Kat would’ve joined them, but was too busy hanging on to the dash—and Jake’s right shoulder—for dear life. “Holy crap! Elle, did you know that would happen?”
“I knew it would go up, but I didn’t realize it would be that big!” Elle’s smiling face rose up from where she huddled with Bee and the doc. “I’ll have to remember that trick. I mean, holy fuck! Did you see the size of that fireball?”
O’Connor was breathing hard as he pointed the Humvee towards Langley.
“Yeah, nice job with that you two.” He turned his head to give Kat a firm look. “See? This is why you’re not allowed to go play without adult supervision.”
“One less horde we have to worry about, right?” Cho smiled.
Jake shook his head. “And people ask me why I drink.”
* * *
Gardner ducked into the IHOP.
After making good his escape from Newport News–and spending weeks cutting across West Virginia to avoid going anywhere even remotely near Washington DC—he’d finally made it to the far side of Monongahela National Forrest, where he discovered the abandoned town of Elkins. The two-hundred and eighty-six mile (as the crow flies) leg of his trek took him so long, because there had been an absolute shit-load of zombies in the areas south of Richmond. And Lynchburg, for that matter. To avoid the hordes, he’d been forced to alter his plan and struck out on back roads nearly all the way over to Roanoke before cutting north once more.

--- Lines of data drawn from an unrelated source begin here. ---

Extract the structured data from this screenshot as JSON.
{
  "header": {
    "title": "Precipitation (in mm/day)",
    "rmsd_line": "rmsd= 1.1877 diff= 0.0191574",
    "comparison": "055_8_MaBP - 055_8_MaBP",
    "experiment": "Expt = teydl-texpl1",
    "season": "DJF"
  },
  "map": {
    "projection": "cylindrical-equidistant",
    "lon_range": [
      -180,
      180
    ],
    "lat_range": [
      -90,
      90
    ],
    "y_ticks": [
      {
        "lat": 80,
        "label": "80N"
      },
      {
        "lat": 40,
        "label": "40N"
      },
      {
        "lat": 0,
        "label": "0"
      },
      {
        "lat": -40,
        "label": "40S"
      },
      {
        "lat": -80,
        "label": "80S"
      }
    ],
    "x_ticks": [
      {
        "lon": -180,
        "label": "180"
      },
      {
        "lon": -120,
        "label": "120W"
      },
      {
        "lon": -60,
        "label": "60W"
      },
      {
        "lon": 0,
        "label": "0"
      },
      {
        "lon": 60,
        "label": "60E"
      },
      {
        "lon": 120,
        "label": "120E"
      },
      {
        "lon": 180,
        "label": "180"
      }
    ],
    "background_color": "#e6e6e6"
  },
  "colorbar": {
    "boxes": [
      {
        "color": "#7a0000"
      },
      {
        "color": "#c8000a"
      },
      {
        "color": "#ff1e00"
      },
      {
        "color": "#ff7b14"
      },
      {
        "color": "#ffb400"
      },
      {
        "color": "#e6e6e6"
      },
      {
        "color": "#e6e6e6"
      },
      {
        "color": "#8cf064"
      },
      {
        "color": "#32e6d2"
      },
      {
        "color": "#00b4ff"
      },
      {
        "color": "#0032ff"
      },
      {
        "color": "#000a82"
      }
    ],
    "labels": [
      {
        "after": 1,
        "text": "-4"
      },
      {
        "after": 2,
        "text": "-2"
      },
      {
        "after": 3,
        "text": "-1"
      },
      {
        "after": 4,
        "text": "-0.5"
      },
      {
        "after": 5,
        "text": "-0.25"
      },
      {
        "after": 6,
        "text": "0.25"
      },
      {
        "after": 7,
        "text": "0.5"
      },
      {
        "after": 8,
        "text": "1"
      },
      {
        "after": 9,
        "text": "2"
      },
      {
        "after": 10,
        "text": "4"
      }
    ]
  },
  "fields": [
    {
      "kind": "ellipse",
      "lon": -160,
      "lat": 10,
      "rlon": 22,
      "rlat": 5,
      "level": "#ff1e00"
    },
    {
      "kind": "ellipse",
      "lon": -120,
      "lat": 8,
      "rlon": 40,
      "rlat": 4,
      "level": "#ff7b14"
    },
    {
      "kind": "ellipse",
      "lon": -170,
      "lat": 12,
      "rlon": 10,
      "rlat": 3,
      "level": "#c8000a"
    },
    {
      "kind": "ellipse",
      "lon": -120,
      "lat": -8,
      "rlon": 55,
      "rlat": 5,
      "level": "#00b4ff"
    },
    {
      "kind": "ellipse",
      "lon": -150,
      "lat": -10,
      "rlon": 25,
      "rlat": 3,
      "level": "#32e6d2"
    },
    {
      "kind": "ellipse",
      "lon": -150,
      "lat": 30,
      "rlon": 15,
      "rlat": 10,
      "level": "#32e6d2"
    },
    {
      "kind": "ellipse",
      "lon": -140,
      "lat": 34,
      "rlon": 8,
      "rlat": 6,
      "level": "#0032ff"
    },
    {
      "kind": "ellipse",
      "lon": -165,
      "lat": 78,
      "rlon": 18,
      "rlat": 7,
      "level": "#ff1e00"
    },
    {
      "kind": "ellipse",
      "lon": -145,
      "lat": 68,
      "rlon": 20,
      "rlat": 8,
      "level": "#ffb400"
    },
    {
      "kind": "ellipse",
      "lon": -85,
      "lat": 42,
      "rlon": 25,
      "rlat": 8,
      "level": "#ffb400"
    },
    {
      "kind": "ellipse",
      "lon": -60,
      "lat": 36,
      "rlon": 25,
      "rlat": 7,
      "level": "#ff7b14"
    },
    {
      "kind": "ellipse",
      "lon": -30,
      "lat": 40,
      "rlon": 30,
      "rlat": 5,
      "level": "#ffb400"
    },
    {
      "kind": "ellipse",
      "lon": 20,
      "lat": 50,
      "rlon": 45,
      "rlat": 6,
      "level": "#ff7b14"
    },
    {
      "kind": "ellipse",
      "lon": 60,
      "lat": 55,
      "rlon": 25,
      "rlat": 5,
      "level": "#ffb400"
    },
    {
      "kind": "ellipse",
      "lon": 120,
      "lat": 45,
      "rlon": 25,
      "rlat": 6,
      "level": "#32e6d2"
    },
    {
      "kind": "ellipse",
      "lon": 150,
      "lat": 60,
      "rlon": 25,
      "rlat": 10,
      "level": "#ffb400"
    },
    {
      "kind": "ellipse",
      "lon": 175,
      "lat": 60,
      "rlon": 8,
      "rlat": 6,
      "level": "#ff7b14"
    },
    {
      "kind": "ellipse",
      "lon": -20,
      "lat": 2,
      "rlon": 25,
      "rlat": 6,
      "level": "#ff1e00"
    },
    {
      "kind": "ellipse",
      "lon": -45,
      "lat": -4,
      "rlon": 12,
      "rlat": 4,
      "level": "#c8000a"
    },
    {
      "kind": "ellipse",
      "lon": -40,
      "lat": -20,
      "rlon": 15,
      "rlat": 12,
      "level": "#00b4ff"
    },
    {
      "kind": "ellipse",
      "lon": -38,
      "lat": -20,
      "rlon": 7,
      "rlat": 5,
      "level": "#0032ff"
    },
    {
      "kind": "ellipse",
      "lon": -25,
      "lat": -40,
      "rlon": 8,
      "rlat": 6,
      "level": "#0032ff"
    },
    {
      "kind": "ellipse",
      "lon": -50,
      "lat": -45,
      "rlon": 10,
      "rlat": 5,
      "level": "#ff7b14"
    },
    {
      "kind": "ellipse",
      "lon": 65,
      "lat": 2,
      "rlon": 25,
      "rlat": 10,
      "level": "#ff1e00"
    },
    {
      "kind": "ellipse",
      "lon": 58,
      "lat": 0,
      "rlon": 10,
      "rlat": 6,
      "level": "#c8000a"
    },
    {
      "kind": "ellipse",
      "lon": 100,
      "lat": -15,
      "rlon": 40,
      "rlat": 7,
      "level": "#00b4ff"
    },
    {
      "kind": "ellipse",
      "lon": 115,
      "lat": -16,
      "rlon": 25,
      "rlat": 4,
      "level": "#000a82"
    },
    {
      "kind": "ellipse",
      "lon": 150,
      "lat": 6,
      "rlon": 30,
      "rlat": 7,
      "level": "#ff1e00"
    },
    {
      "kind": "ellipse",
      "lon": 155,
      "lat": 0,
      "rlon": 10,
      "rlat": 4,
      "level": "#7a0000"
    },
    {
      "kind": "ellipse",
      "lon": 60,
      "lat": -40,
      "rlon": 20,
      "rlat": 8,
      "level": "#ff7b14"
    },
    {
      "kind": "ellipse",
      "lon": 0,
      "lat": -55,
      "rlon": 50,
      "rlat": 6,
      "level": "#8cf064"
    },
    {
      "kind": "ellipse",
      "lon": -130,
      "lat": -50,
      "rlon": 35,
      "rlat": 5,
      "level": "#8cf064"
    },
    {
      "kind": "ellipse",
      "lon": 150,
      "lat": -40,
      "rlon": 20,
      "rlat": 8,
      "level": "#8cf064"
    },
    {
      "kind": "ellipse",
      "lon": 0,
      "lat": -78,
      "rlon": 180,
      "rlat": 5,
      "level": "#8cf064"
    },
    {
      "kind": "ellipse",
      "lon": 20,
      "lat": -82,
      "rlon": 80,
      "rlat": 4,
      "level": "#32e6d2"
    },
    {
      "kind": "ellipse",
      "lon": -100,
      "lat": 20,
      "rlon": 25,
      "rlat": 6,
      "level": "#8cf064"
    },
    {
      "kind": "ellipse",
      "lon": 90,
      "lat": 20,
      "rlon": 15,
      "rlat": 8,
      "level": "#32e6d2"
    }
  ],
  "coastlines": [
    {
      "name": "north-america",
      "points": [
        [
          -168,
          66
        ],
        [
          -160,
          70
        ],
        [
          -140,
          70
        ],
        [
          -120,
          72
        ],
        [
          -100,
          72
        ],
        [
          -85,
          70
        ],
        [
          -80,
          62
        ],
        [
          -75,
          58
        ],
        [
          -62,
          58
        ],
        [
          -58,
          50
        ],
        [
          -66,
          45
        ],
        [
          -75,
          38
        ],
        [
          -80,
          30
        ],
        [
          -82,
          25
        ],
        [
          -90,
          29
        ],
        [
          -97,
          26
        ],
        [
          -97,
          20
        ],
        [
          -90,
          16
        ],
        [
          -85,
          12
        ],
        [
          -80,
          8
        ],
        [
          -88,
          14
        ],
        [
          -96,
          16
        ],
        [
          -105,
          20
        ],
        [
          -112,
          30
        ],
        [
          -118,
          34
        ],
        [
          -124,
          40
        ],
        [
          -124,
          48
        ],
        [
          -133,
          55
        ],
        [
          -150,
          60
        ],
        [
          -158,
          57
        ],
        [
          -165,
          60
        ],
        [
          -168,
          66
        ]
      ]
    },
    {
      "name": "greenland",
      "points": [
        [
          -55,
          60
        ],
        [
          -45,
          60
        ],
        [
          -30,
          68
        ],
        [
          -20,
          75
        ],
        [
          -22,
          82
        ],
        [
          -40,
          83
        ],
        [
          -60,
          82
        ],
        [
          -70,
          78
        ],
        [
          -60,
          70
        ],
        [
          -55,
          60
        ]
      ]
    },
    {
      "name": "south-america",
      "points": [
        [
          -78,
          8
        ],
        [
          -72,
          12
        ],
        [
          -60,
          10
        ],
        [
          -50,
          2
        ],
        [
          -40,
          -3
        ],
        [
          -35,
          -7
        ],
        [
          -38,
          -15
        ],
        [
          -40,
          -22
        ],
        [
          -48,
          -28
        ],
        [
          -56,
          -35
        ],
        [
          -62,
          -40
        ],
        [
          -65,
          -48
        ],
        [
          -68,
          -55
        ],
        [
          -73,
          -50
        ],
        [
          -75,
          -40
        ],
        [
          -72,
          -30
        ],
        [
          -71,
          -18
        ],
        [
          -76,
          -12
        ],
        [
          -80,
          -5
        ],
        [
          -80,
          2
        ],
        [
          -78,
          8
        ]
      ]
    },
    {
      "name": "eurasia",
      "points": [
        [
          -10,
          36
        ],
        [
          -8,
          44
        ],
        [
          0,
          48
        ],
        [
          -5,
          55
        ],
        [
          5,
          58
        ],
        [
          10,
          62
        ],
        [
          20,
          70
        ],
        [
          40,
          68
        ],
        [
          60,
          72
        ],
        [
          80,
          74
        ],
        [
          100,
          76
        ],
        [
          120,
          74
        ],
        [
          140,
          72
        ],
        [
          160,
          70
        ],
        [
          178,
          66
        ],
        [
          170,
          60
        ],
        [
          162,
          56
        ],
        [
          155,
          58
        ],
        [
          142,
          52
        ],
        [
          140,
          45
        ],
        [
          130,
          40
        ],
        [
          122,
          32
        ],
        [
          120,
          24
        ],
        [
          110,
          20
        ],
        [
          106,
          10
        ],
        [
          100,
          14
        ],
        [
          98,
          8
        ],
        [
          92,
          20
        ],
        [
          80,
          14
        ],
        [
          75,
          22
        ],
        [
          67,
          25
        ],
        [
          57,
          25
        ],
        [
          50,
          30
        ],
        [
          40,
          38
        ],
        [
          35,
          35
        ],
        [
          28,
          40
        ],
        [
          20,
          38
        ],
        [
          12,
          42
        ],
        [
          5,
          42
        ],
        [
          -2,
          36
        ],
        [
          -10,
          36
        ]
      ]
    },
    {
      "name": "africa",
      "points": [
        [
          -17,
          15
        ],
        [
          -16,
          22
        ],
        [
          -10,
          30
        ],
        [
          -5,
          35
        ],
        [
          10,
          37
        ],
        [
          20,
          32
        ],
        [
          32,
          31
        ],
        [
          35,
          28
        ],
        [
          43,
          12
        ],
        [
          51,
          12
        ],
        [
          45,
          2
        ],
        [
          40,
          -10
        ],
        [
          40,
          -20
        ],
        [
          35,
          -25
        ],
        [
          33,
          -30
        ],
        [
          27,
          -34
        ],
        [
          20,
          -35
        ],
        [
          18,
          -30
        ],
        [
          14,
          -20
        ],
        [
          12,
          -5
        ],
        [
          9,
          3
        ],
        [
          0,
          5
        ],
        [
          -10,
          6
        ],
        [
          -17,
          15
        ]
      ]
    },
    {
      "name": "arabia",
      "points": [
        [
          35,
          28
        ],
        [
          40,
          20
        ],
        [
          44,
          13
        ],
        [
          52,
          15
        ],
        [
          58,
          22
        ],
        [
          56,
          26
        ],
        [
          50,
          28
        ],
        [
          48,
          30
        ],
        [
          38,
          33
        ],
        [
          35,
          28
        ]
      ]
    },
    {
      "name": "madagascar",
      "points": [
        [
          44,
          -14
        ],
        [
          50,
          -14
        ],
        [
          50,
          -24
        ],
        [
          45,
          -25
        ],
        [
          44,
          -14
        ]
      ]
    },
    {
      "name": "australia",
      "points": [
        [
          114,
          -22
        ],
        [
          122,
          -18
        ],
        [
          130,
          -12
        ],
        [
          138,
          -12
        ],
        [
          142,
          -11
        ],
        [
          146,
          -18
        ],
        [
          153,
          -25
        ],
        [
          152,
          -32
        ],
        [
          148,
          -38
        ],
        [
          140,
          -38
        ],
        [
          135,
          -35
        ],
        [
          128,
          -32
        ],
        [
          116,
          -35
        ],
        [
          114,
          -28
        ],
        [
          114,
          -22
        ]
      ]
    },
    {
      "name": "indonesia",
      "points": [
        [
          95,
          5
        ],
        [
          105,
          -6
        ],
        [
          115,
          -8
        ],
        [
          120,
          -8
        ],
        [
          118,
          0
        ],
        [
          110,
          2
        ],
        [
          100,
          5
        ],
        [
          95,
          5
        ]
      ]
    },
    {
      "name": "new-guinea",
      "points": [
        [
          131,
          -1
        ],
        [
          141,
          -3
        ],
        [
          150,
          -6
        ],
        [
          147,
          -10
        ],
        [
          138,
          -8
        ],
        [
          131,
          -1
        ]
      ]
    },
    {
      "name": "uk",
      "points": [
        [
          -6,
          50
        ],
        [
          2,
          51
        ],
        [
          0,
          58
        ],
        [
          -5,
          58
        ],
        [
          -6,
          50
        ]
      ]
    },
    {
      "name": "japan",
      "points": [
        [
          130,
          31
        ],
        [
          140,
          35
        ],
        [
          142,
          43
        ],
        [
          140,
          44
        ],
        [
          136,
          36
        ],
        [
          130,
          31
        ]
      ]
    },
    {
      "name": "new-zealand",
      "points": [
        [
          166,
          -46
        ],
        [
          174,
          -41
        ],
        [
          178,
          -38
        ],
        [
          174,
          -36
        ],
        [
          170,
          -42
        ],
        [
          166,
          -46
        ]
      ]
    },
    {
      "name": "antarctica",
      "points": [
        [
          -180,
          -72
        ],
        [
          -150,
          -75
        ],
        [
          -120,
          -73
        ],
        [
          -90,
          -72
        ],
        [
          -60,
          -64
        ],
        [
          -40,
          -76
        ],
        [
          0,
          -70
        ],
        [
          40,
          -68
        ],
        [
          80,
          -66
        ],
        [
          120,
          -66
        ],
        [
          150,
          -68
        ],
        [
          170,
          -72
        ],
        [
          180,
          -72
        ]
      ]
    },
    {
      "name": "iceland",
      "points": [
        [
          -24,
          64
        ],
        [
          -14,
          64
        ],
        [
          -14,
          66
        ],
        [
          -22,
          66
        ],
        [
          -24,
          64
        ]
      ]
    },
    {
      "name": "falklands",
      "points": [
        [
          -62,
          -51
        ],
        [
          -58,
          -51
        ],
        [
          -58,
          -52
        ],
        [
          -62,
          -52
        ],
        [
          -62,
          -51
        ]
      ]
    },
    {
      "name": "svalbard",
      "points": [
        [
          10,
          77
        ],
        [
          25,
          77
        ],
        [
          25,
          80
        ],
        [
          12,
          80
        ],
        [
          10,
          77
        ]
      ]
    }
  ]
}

Once he was (relatively) safe in the wilds, the going became much more difficult. The lack of anything resembling paved streets made walking distances a real effort, never mind all the underbrush in many areas. And unmarked swamps. And mosquitos large enough to carry off small house pets. But it did provide him with plenty of cover, and there were almost no creatures at all, so that was a plus. Gardner was very thankful to reach Monongahela’s western boundary, though.